Consagrados nas urnas na semana em que os Estados Unidos deixaram o Acordo de Paris, Biden e Harris reacendem a esperança de que o maior poluidor histórico assuma a liderança do combate à crise do clima. Sua vitória adia o fim do mundo, para emprestar a expressão do escritor mineiro Ailton Krenak. Mas o clima não está salvo; o caminho para a estabilização do aquecimento global abaixo de 2ºC está cada vez mais estreito, e o 1,5ºC preconizado pela ciência pode já estar quase fora de alcance. A redução de emissões necessária para isso, de 7,6% por ano até 2030, só será obtida com engajamento total de todos os países do G20. Os planos ambiciosos de Biden para o clima podem ser decisivos para impulsionar esse engajamento. Mas o presidente precisará ir muito além da retórica e encarar as próprias contradições de um país que é hoje o maior produtor de petróleo do mundo e ainda tem um lobby fóssil muito forte.
Para o Brasil, a vitória da chapa democrata deve ter efeitos profundos. O obscurantismo e o negacionismo enlatados que Jair Bolsonaro e seus filhos importam da Virgínia perdem seu maior lastro. O presidente brasileiro fica ainda mais isolado no cenário internacional, e tende a sofrer pressões de um país que antes lhe tolerava as políticas antiambientais. As críticas de Biden ao desmatamento da Amazônia em um dos debates eleitorais americanos dão o tom do que se pode esperar.
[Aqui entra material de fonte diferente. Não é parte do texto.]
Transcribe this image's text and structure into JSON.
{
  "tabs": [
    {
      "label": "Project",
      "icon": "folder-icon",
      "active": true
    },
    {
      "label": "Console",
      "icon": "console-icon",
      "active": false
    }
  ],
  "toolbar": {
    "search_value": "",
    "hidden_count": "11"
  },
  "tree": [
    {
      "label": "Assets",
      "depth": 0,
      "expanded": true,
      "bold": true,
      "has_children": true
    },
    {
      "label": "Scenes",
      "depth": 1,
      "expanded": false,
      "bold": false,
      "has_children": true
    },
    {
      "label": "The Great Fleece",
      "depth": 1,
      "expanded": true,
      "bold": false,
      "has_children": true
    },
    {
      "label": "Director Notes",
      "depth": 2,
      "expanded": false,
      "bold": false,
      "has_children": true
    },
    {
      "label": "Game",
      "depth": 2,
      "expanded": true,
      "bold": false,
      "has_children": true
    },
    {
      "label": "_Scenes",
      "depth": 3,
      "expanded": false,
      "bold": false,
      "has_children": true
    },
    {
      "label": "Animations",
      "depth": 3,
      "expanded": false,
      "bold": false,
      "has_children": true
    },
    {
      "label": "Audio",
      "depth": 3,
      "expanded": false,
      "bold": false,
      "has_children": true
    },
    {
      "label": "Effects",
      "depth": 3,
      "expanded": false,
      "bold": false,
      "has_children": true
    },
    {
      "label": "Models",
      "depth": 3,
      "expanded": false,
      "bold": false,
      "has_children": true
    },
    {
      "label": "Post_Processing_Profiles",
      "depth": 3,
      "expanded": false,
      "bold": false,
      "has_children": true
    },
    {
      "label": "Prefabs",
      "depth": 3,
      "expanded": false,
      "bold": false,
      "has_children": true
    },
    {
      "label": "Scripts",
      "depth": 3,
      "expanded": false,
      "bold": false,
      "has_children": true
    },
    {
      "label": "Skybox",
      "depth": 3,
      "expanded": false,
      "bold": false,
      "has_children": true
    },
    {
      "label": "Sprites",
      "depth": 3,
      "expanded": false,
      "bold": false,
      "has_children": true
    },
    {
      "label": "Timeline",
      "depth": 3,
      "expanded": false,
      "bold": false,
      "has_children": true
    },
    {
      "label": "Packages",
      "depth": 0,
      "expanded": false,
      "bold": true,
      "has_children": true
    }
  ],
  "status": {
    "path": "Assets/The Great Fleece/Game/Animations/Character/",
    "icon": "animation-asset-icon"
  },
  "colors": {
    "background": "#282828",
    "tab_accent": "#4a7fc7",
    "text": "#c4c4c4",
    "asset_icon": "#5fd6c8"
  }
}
Em um cenário mais amplo, entendimentos entre EUA, China e União Europeia sobre o combate à crise do clima podem resultar em complicações comerciais às commodities brasileiras. Bolsonaro poderá descobrir que deixar a floresta queimar é péssimo não só para o futuro da humanidade, mas para a economia do país, para o emprego dos brasileiros e até mesmo para seu projeto pessoal de poder.